Published: 11 March, 2011
by TOM FOOT
A CAMPAIGN has been launched to celebrate the mother of British feminism with a statue in Islington.
Newington Green Action Group (NGAG) wants to ensure a lasting legacy to human rights champion Mary Wollstonecraft.
The 18th-century writer – author of A Vindication of the Rights of Women – lived in a “radical village of dissenters” where Newington Green is today. She wrote books about education while living there and set up a boarding school for girls in 1784.
Speaking on BBC4’s Women’s Hour yesterday (Thursday), Mary on the Green committee member Roberta Wedge said: “It’s important we recognise significant women everywhere – for women’s rights and what we would now call human rights. And she was also a pioneering educator, a pedagogue. Thoughts on the Education of Our Daughters was written while she was in Newington Green.
“They were pivotal those few years spent in that little isolated village, a couple of miles from London at that point. There were radical dissenters living there and prosperous merchants. They valued hard work, women and sobriety. It was very different to the violent father she grew up with.”
Wollstonecraft was born in Spitalfields in 1759. She fell in love with another girl, Fanny Blood, and opened the boarding school in Islington partly so she could live with her there in peace.

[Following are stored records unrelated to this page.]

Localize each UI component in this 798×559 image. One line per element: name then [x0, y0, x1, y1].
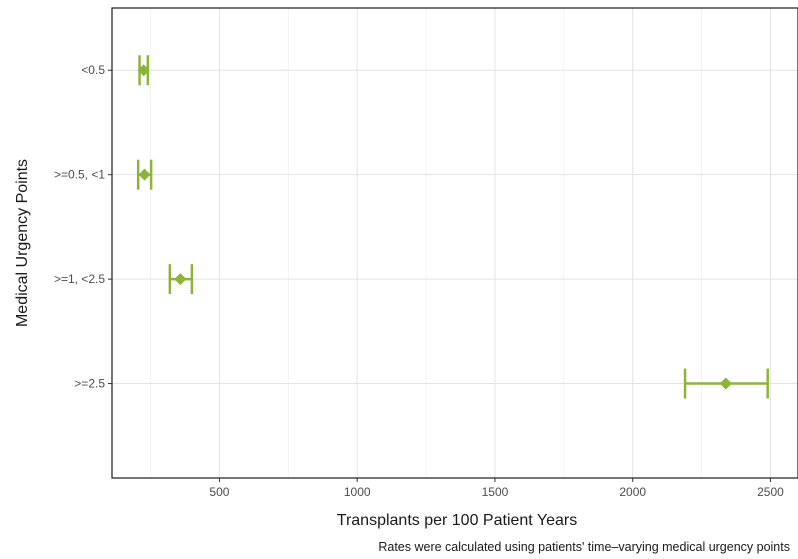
point-estimate-marker	[174, 273, 187, 286]
x-axis-title: Transplants per 100 Patient Years	[337, 512, 577, 529]
point-estimate-marker	[138, 168, 151, 181]
x-tick-label: 1500	[482, 485, 509, 499]
chart-caption: Rates were calculated using patients' ti…	[378, 540, 790, 554]
y-tick-label: <0.5	[81, 63, 105, 77]
y-tick-label: >=0.5, <1	[54, 168, 105, 182]
error-bar	[168, 264, 194, 295]
point-estimate-marker	[719, 377, 732, 390]
data-marks	[136, 55, 769, 399]
grid-lines	[112, 8, 798, 478]
error-bar	[136, 159, 153, 190]
plot-panel-border	[111, 7, 798, 479]
y-tick-label: >=1, <2.5	[54, 272, 105, 286]
x-tick-label: 2000	[619, 485, 646, 499]
x-tick-labels: 500 1000 1500 2000 2500	[209, 478, 784, 499]
error-bar	[683, 368, 769, 399]
error-bar	[137, 55, 150, 86]
y-axis-title: Medical Urgency Points	[14, 159, 31, 327]
point-estimate-marker	[137, 64, 150, 77]
x-tick-label: 2500	[757, 485, 784, 499]
y-tick-labels: <0.5 >=0.5, <1 >=1, <2.5 >=2.5	[54, 63, 112, 391]
x-tick-label: 500	[209, 485, 229, 499]
y-tick-label: >=2.5	[74, 377, 105, 391]
x-tick-label: 1000	[344, 485, 371, 499]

A green plaque to Wollstonecraft was unveiled at Newington Green Primary School, near the site of the pioneering feminist’s school, on Tuesday as part of International Women’s Day celebrations.

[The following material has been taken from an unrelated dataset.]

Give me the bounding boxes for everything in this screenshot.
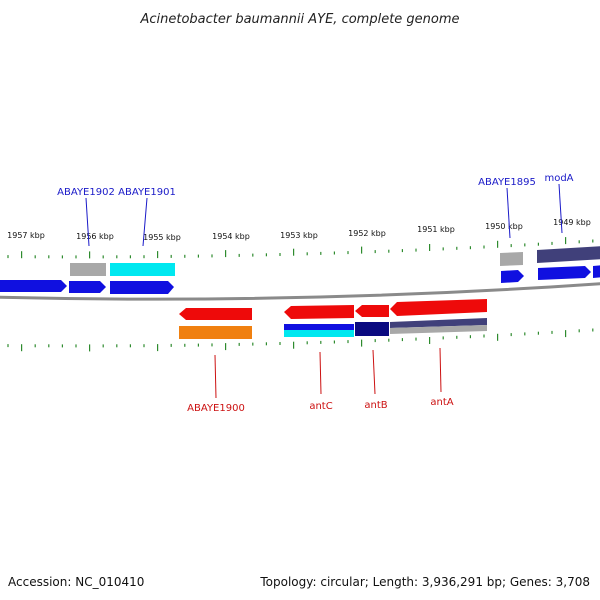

While living in Islington, Wollstonecraft made friends with Richard Price, a minister at the local dissenting chapel. Price and his friend Joseph Priestley were the leaders of a group of men known as Rational Dissenters.
Wollstonecraft married the philosopher William Godwin in March 1797 but died in September the same year, 10 days after giving birth to a daughter, Mary, later Mary Shelley, who wrote the Gothic thriller Frankenstein.

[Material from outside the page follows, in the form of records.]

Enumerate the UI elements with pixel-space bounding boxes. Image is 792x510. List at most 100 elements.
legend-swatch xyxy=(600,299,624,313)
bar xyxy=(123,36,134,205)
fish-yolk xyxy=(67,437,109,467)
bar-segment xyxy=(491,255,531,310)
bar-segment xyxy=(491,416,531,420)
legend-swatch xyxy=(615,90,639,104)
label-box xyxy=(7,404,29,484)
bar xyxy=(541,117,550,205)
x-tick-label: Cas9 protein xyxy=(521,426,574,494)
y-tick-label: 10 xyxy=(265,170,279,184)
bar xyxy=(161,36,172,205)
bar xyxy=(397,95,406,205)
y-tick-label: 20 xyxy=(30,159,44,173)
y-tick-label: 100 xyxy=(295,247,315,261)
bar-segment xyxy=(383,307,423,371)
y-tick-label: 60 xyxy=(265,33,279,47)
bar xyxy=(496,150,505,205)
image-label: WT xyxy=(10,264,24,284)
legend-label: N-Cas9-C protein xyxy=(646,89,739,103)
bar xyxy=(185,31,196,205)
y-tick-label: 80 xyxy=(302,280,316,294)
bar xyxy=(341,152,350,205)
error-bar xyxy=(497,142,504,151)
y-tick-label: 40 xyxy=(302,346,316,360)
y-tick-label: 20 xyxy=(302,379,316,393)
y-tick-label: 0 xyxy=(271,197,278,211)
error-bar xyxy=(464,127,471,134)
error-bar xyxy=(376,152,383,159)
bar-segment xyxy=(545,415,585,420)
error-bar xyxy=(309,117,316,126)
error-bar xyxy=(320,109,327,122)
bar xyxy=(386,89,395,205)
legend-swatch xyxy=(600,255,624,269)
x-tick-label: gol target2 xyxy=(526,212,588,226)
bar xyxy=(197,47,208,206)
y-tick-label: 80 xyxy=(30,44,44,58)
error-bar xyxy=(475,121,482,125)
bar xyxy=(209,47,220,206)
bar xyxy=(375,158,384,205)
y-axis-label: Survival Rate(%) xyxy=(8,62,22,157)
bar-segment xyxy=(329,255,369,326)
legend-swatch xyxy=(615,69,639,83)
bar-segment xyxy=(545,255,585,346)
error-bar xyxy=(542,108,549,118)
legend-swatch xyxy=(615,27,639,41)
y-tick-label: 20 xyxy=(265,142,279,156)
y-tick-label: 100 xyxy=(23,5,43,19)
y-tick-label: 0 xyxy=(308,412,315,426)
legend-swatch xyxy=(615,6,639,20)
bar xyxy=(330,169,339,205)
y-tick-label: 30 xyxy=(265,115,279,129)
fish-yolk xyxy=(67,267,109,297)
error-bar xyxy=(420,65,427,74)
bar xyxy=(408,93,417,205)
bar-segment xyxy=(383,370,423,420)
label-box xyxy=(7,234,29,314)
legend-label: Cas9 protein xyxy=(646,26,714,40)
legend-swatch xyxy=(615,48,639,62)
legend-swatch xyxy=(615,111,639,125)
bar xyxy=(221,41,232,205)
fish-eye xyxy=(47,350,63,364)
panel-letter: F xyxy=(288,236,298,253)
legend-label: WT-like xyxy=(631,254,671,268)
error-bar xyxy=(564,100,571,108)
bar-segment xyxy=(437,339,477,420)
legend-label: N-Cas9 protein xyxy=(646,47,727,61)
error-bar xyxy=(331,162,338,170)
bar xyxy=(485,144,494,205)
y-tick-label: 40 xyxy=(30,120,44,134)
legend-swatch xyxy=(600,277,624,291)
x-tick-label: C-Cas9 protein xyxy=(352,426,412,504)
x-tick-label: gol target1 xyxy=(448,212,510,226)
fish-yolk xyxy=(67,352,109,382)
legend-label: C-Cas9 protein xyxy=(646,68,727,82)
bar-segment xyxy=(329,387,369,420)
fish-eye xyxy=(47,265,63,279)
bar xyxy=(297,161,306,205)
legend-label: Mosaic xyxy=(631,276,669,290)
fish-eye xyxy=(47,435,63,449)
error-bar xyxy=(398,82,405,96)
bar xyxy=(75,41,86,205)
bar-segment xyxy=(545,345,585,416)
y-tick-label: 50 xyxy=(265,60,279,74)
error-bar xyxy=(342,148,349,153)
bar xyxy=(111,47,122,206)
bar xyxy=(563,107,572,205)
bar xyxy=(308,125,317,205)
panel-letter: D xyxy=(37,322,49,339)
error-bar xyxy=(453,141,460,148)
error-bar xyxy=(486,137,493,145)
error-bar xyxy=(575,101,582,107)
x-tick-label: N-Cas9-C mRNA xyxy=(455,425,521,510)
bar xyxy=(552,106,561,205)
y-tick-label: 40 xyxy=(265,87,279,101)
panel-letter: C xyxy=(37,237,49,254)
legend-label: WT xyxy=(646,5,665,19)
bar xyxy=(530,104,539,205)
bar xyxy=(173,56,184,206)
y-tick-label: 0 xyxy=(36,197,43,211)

The calls for “Mary in the Green” reached Parliament on Wednesday when Islington North Labour MP Jeremy Corbyn tabled an Early Day Motion. It read: “That this House believes her memory would be enhanced by an appropriate sculpture on Newington Green as a symbol of her great work – A Vindication of the Rights of Women.”
A spokeswoman for NGAG said: “Despite the significance of Mary Wollstonecraft’s life and work, there has never been a public memorial statue of her anywhere.
“The location of her home on Newington Green, where her radical ideas about women’s equality, education and politics were first formed, seems a logical place for a permanent memorial to such an important and influential woman.”
Designs submissions will begin in May and it is hoped unveiling will be in the spring of 2013.